Role of APP in synaptogenesis
Synapse dysfunction triggered by ABeta is central to Alzheimer's disease progression. While ABeta is derived from processing of APP, a physiological function for APP has not been clearly defined. This project will provide fundamental insights into Alzheimer's disease by providing a better understanding of synaptic roles for APP and of the mechanisms by which AB generation interferes with normal APP function.
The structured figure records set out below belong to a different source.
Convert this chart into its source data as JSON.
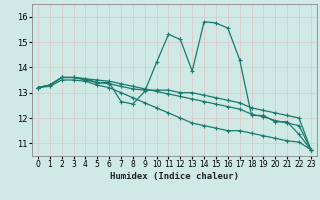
{
  "title": "",
  "xlabel": "Humidex (Indice chaleur)",
  "xlim": [
    -0.5,
    23.5
  ],
  "ylim": [
    10.5,
    16.5
  ],
  "yticks": [
    11,
    12,
    13,
    14,
    15,
    16
  ],
  "xticks": [
    0,
    1,
    2,
    3,
    4,
    5,
    6,
    7,
    8,
    9,
    10,
    11,
    12,
    13,
    14,
    15,
    16,
    17,
    18,
    19,
    20,
    21,
    22,
    23
  ],
  "bg_color": "#cfe9e5",
  "line_color": "#1a7a6e",
  "series": [
    {
      "x": [
        0,
        1,
        2,
        3,
        4,
        5,
        6,
        7,
        8,
        9,
        10,
        11,
        12,
        13,
        14,
        15,
        16,
        17,
        18,
        19,
        20,
        21,
        22,
        23
      ],
      "y": [
        13.2,
        13.3,
        13.6,
        13.6,
        13.5,
        13.4,
        13.4,
        12.65,
        12.55,
        13.05,
        14.2,
        15.3,
        15.1,
        13.85,
        15.8,
        15.75,
        15.55,
        14.3,
        12.1,
        12.1,
        11.85,
        11.85,
        11.35,
        10.75
      ]
    },
    {
      "x": [
        0,
        1,
        2,
        3,
        4,
        5,
        6,
        7,
        8,
        9,
        10,
        11,
        12,
        13,
        14,
        15,
        16,
        17,
        18,
        19,
        20,
        21,
        22,
        23
      ],
      "y": [
        13.2,
        13.3,
        13.6,
        13.6,
        13.55,
        13.4,
        13.35,
        13.25,
        13.15,
        13.1,
        13.1,
        13.1,
        13.0,
        13.0,
        12.9,
        12.8,
        12.7,
        12.6,
        12.4,
        12.3,
        12.2,
        12.1,
        12.0,
        10.75
      ]
    },
    {
      "x": [
        0,
        1,
        2,
        3,
        4,
        5,
        6,
        7,
        8,
        9,
        10,
        11,
        12,
        13,
        14,
        15,
        16,
        17,
        18,
        19,
        20,
        21,
        22,
        23
      ],
      "y": [
        13.2,
        13.3,
        13.6,
        13.6,
        13.55,
        13.5,
        13.45,
        13.35,
        13.25,
        13.15,
        13.05,
        12.95,
        12.85,
        12.75,
        12.65,
        12.55,
        12.45,
        12.35,
        12.15,
        12.05,
        11.9,
        11.8,
        11.7,
        10.75
      ]
    },
    {
      "x": [
        0,
        1,
        2,
        3,
        4,
        5,
        6,
        7,
        8,
        9,
        10,
        11,
        12,
        13,
        14,
        15,
        16,
        17,
        18,
        19,
        20,
        21,
        22,
        23
      ],
      "y": [
        13.2,
        13.25,
        13.5,
        13.5,
        13.45,
        13.3,
        13.2,
        13.0,
        12.8,
        12.6,
        12.4,
        12.2,
        12.0,
        11.8,
        11.7,
        11.6,
        11.5,
        11.5,
        11.4,
        11.3,
        11.2,
        11.1,
        11.05,
        10.75
      ]
    }
  ]
}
Beta-amyloid plaque is the hallmark of Alzheimer's disease (AD). The plaque is formed from the amyloid precursor protein (APP). Genetic mutations in APP lead to genetically inheritable forms of AD. Thus, APP's role is essential in AD pathogenesis. In addition to the plaque pathology, synapse dysfunction is believed to directly contribute to dementia. However, the link between APP and synaptic activity is poorly understood. Because it is difficult to know what happens in human brains during the disease progression, my laboratory uses mice as a model system to learn the human disease. Specifically, we are looking to understand the function of APP, and what goes wrong in familial cases that lead to AD using mice that either delete APP or express the mutant form of APP. We found that APP directly regulate synapse formation and we want to know how it works and whether the amyloid affect this activity. Our studies will allow understanding how APP functions in synaptic activity, what happens when APP is mutated, and what can we do to enhance the neuronal activity. The latter has the potential to discover novel therapeutic targets for AD.